喬書酉怕阮元聽不懂,自己準備了一張圖,對科舉之事,詳加解釋了一番。說起縣學考試內容,道:“這縣學考試,是進學的頭一場考試,本身難度不大。我應縣學那年,題目是五言六韻詩一首,默寫《圣諭廣訓》百余字,再之后便是經義一篇了。元兒你寫詩作文,我是見過的,眼下作詩雖不算成熟,縣試總不成問題。那《圣諭廣訓》也無甚難度,只將天子之言,背誦數百字寫上罷了。只要不錯,學官斷不會在這里難為你。”
阮元覺得喬先生果然不同常儒,說起天子之言,也一副輕描淡寫的樣子。他平日溫和謙沖,卻也不屈于權勢。
“只是。”喬書酉緩緩嘆道:“元兒,你知道所謂‘八股文’究竟是何物么?”
“八股文”這個詞,阮元自幼已經聽了很多遍,父親從來提到這個詞,都只說是無用之學,胡先生在江府,曾經講到這個詞,可胡廷森當時,也是一臉不屑。眼看父親和胡先生這般態度,阮元自然也對八股文毫無好感。便道:“聽爹爹說過八股文,爹爹從來不覺得是什么好東西。”
“我自然也不覺得這八股文有何好處,若有人昧了良心,竟說起這八股文的好處來,這般朋友不交也罷。”喬書酉倒是和阮元立場一致。其實八股文文體復雜,想寫好一篇八股文,既需要散文的邏輯性,也需要駢文的音韻感,難度很大。能寫成好的八股文,寫作水平絕對不會低。
單從文體的角度看,八股文倒也不是一無是處,反而可取之處不少。可清代科舉考試,四書經義便只允許以八股文形式作答。而且八股文有字數限制,即便文章有不俗之見,若字數多了,便直接予以黜落。考生想完成一篇文章,尚且要大費腦筋,又哪里有時間去闡述自己的獨立見解?四書經義考試又是最重要的一場,換言之八股文寫不好,在科舉考場上便毫無前途可言。所以久而久之,學子對八股文便只有恨意了。喬書酉這樣評價,也是當時常態。
但喬書酉并非一味感情用事之人,接下來便道:“只是從縣學考試起,每一場考試,都要考四書經義,考四書經義,便需要以所謂‘制義時文’的格式作答,這制義時文前后必分八個章節,最后四個章節,又必須字字句句,形成對偶,所以大家便叫它八股文,又叫四書文。
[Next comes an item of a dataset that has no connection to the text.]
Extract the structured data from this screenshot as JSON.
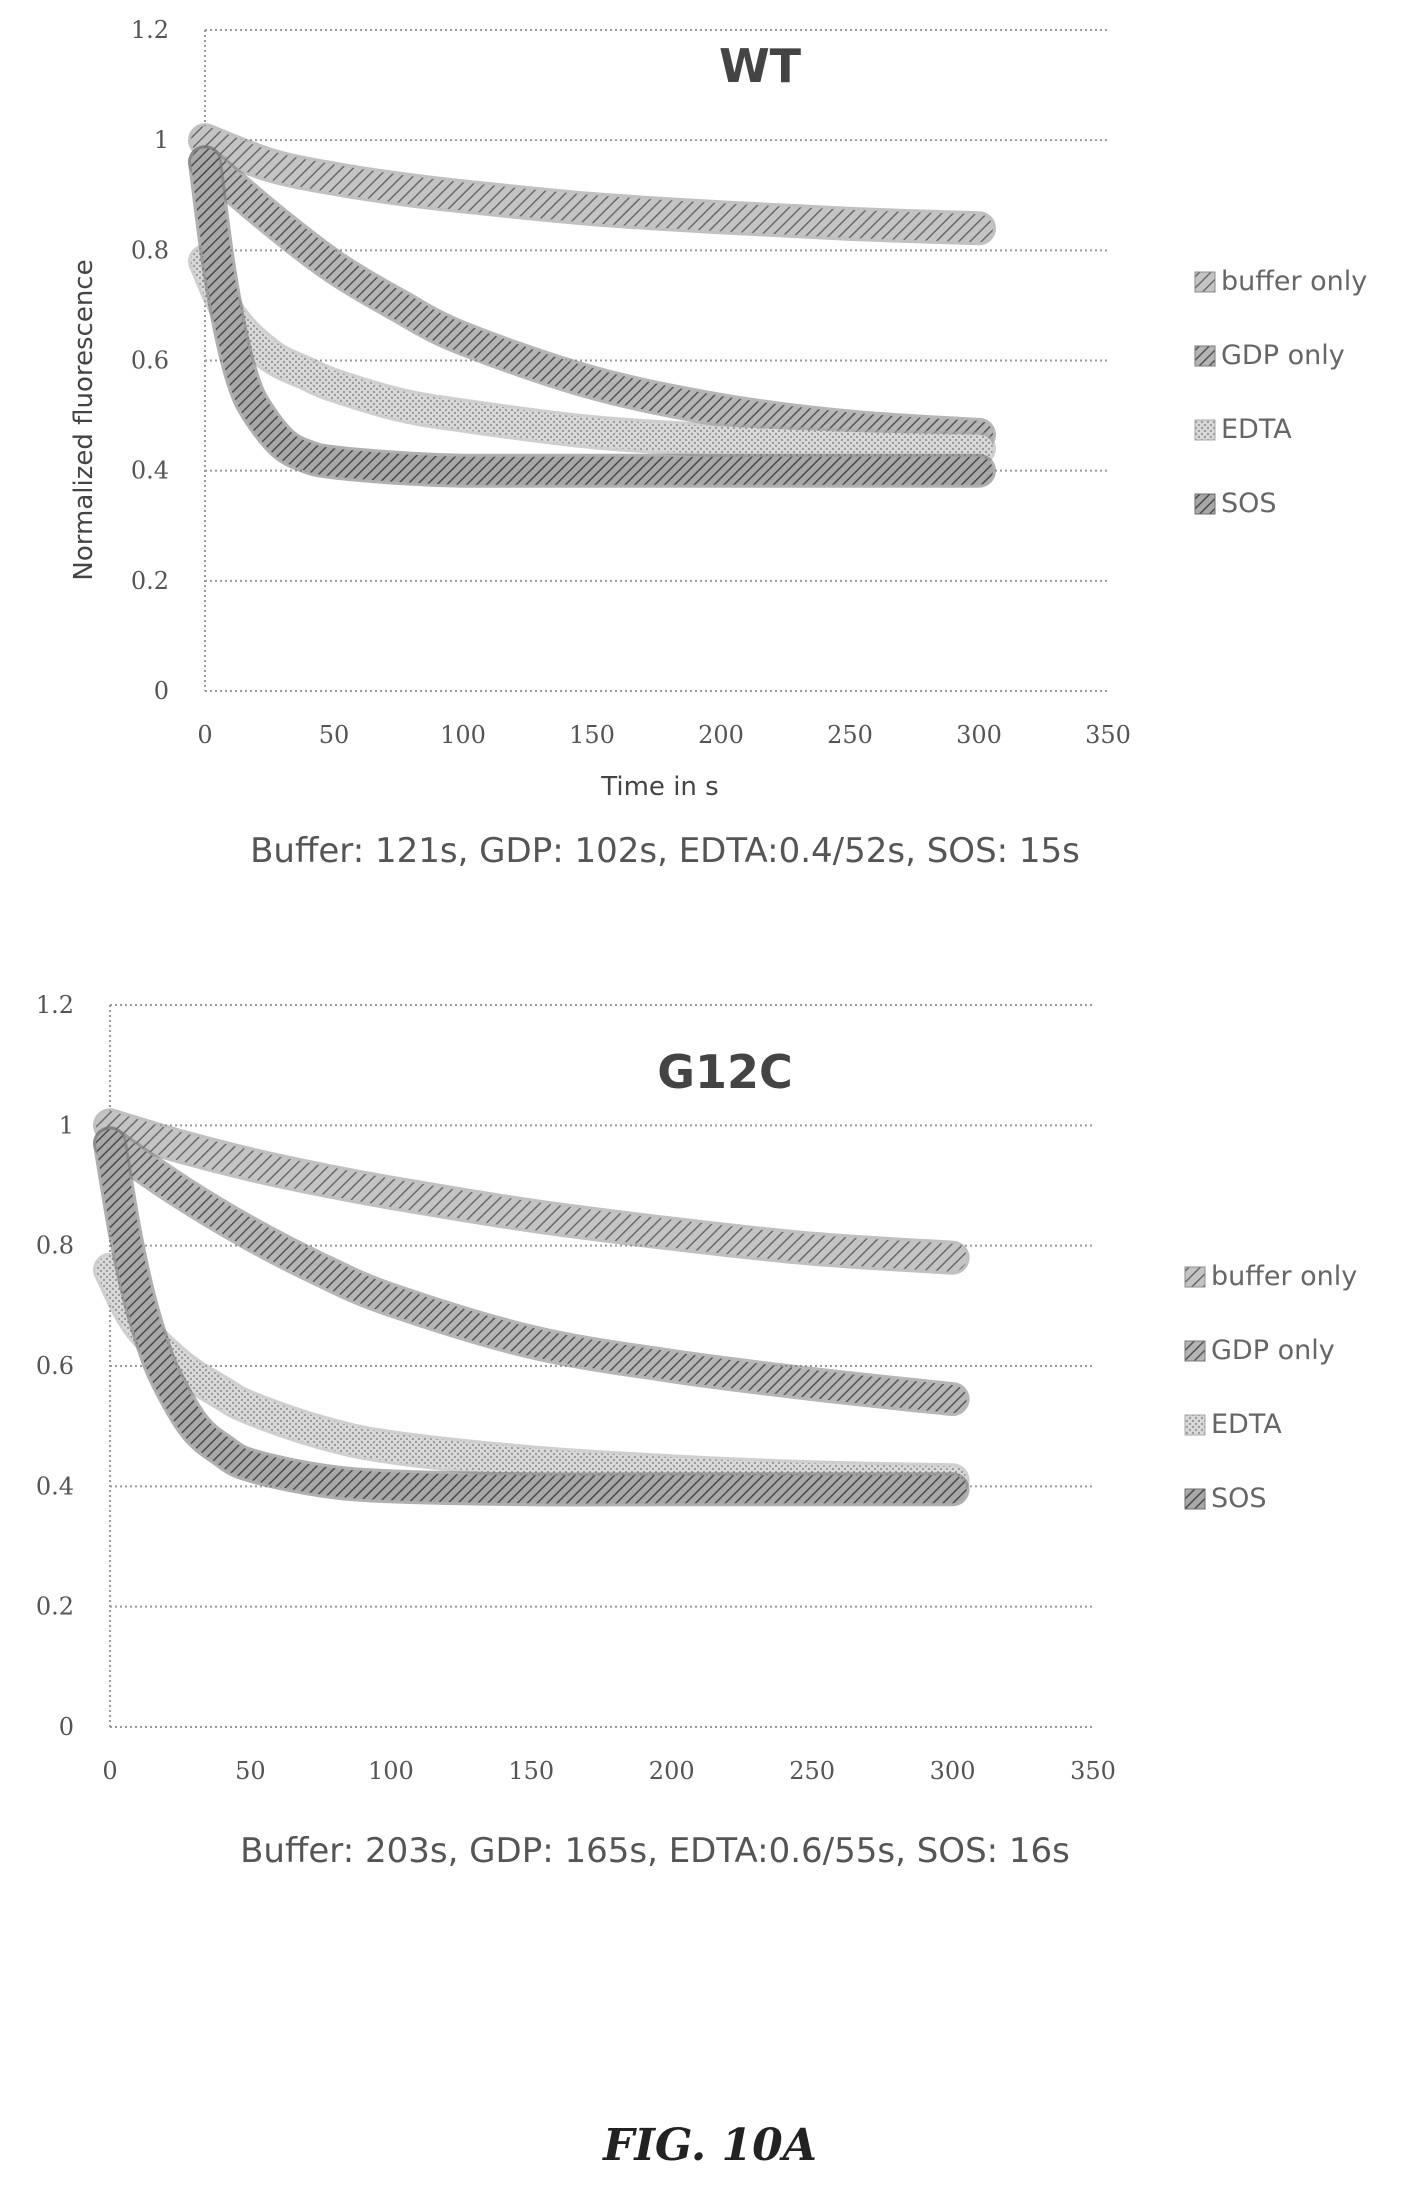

考試時若是形式錯了,考試便不予通過。所以雖然大家對它都沒有好感,你卻要先學它才是。”阮元聽喬先生之言,對這八股文更無好感,可也知道要考官學,必須先學它不可,便點了點頭。
喬書酉道:“今日你沒有準備,從明日起,我便教你這八股文的寫作之道吧。雖說想要寫好,絕非易事,可若只是考縣學,倒也不必在乎這么多。”
阮元答道:“既然先生這般說,學生明日起開始學就是了。”話雖這么說,但內心早已暗下決心,一旦學業有成,便再不去寫八股文。
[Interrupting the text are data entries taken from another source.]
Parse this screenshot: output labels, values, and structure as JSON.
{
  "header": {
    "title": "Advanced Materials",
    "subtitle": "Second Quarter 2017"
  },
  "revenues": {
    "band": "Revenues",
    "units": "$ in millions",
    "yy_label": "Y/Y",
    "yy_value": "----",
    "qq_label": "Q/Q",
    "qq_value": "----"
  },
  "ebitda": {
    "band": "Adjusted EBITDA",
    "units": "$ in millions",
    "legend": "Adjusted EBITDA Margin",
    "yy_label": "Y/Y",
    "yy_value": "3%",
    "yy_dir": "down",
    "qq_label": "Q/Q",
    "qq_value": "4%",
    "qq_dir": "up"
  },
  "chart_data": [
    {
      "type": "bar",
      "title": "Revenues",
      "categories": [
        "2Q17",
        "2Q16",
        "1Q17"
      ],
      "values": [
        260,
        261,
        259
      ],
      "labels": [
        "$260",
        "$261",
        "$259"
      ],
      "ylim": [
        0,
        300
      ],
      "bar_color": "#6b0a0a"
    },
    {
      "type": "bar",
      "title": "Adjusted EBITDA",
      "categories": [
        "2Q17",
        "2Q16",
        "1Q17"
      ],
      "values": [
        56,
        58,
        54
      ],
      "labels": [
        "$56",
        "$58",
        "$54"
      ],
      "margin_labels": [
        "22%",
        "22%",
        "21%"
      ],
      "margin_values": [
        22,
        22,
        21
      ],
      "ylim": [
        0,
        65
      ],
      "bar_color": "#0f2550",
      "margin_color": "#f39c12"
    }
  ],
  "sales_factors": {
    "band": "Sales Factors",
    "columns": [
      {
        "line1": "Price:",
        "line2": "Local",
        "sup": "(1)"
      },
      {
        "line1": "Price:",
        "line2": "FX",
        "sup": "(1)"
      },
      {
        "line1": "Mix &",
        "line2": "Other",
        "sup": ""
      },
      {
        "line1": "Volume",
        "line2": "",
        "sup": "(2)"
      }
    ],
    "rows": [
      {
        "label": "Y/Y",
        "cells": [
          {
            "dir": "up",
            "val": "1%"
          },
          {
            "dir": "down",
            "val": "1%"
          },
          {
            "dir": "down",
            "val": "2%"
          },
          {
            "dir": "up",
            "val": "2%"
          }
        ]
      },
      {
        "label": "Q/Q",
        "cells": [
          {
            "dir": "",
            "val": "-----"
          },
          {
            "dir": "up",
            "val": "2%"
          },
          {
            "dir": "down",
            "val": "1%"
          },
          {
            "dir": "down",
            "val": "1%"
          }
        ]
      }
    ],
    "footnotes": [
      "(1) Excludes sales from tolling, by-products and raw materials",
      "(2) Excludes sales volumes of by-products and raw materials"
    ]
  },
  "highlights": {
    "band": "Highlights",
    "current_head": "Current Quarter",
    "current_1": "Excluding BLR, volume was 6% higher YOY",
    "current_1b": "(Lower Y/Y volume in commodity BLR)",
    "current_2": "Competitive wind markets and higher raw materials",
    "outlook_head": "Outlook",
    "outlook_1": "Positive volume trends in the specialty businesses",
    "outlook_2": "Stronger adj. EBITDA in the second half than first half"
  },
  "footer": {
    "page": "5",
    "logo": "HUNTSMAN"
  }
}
可喬書酉下面一句話卻大出阮元意料:“可你未必能再住陳集了。”
阮元大驚,道:“先生說哪里話?這陳集風景秀美,先生博學多才,阮元哪愿意離開先生?”
“不是這些問題。”喬書酉笑道:“是這林家其他人,這林家我也待了數年,后生們什么樣子,我豈能不清楚?雖不至于為惡,但學問一道,除了你一個人,他們終是不會成氣候的。”
阮元一時無語,喬書酉又道:“你愛讀書,愿意多思考,這一點林家中再無人能及。可我也看得出來,林家這些孩子,對你并不滿意啊。”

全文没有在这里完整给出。